トラックに轢かれて気が付いたらここに居ました。以上。
転生なんて、そういう小説や漫画が流行っている現代でこそよく聞く単語なのだが、まさか自分の身に起こるとは思うまい。
それに私は家族にも、生活にも特に不満なんてなかった。…いや、強いて言うならお姉ちゃんが欲しいなぁと、本当にほんとーに少し思ったくらいだ!
…それがいけなかったのだろうか…
「私の可愛い妹?どうしたの?」
「…何でもないよ。お姉ちゃん」
今の私の姉であるリーラが心配そうに私の顔を除いてくる。
…美人だ。
嬉しいけどなんか違う。
馬車の荷台に揺られながら考える。
これからどうするべきなのかと。
元の世界に戻る方法があるのか、それともないのか今の私にはまったくわからない。
転生小説でよくある、チート能力とかをくれる神様とやらにも会っていない。
受け入れがたい現実ではあるのだが、これが現実となってしまったためもう受け入れるしかない。

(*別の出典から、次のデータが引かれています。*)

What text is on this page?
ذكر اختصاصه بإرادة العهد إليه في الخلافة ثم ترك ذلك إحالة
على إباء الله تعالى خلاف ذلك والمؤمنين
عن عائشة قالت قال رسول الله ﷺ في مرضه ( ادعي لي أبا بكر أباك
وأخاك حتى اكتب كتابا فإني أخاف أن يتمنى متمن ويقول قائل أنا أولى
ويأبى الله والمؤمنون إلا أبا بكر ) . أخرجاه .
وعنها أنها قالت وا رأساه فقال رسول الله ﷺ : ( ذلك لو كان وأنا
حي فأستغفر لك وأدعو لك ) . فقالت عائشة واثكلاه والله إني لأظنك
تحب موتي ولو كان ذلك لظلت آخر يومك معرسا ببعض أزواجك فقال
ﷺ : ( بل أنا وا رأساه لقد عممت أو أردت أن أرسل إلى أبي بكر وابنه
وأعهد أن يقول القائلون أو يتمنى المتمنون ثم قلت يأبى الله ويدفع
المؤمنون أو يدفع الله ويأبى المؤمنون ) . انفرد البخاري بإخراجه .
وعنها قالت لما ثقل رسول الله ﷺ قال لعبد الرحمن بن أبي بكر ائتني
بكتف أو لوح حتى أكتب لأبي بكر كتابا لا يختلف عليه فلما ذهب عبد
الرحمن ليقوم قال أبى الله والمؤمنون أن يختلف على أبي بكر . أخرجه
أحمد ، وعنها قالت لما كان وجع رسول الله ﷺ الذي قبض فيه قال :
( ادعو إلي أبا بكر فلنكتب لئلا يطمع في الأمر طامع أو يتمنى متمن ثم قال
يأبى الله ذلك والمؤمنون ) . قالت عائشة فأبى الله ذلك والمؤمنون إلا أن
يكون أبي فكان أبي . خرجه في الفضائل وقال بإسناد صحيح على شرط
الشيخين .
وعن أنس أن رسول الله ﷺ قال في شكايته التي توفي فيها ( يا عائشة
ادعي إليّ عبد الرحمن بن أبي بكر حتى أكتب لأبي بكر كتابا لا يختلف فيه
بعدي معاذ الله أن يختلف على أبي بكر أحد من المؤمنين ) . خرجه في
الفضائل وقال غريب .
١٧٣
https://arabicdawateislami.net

美人の姉をGETできたわけだし万々歳だと前向きに生きよう…
…ただね、さっきから頭痛と寒気が止まらないんですよ。
この子の身体になってからこの子の過去が一斉に記憶として流れ込んできたんだけど、やばい!!この子やばいよ!!!
この子ルートで漫画一冊描けるくらい壮絶な人生送ってるって!!!!
お姉ちゃんの事大好きなんだな!麗しき姉妹愛ってやつ?とか考えてた過去の自分の事殴りたい。
リーラと別れてからの彼女の人生はそれはそれは悲惨なものだった。
漫画でも彼女がリーラを庇って怪我をするシーンがよくあったのだが、彼女はそれが当たり前であるように育てられた。
「リーラのために生き、リーラのために死ぬ。自分の命よりリーラの命のほうが大事」両親には常にそう言われてきた。
リーラを守れるように子どものころから厳しい訓練、勉学を強いられ彼女に自由は無かった。
彼女の食事には常に毒が少量混ぜられていた。
「リーラが他所で食事をする際、あなたは必ず先に食べ、毒見をするの」と教えられて生きてきた。
少量とは言え毒である以上彼女は食事の旅に発熱や嘔吐等様々な症状に苦しめれていた。
「食事に毒を混ぜるのは、万が一の時にあなたの負担を少しでも減らすためなのよ。今慣れておけばあなたが死ぬ確率は少しでも減るし、これはあなたの為を思ってやっていることなの」とか言っていた母親の顔を殴ってやりたい。あの時既に中身が私だったのなら多分殴っていた。
彼女はそんな生活に不満を持っていなかった。なぜならそれが当たり前で普通の事だと思っていたから。
ずっと屋敷に閉じ込められていた彼女は教師や屋敷の使用人としか接点がなく、この生活は決して普通の事ではなく間違っているのだと彼女に教えてくれる人は誰もいなかったのだ。
それから、転生してからこの子の名前は何だっただろうかってずっと考えていた。
…でも思い出せない。
そして気付いてしまった。彼女には名前が無い!…と。
漫画で彼女は一度も名前を呼ばれていなかったのだ。
リーラからは「私の妹」、「可愛い妹」などと呼ばれていたし、周りも「リーラの妹」、「あなた」、「キミ」、「お前」…などとしか呼んでいなかったのである。
なんか悲しくて涙が出そう…。
彼女の事幸せにしてあげたい。
「お嬢さんたち、もうそろそろ着きますよ」
「おじさんありがとう~!!乗せてくれてありがとうね!歩いていこうと思ってたから本当に助かっちゃった!」
「ついでだし、このくらいなんともねぇよ!かわいいお嬢さん達に出会えただけで神に感謝ってな!」
「もう~!そんな褒めたって何もでないんだからね!」
私たちを荷台に乗せて運んでくれたおじさんと、リーラが笑いながら話しているのを聞きながら考える。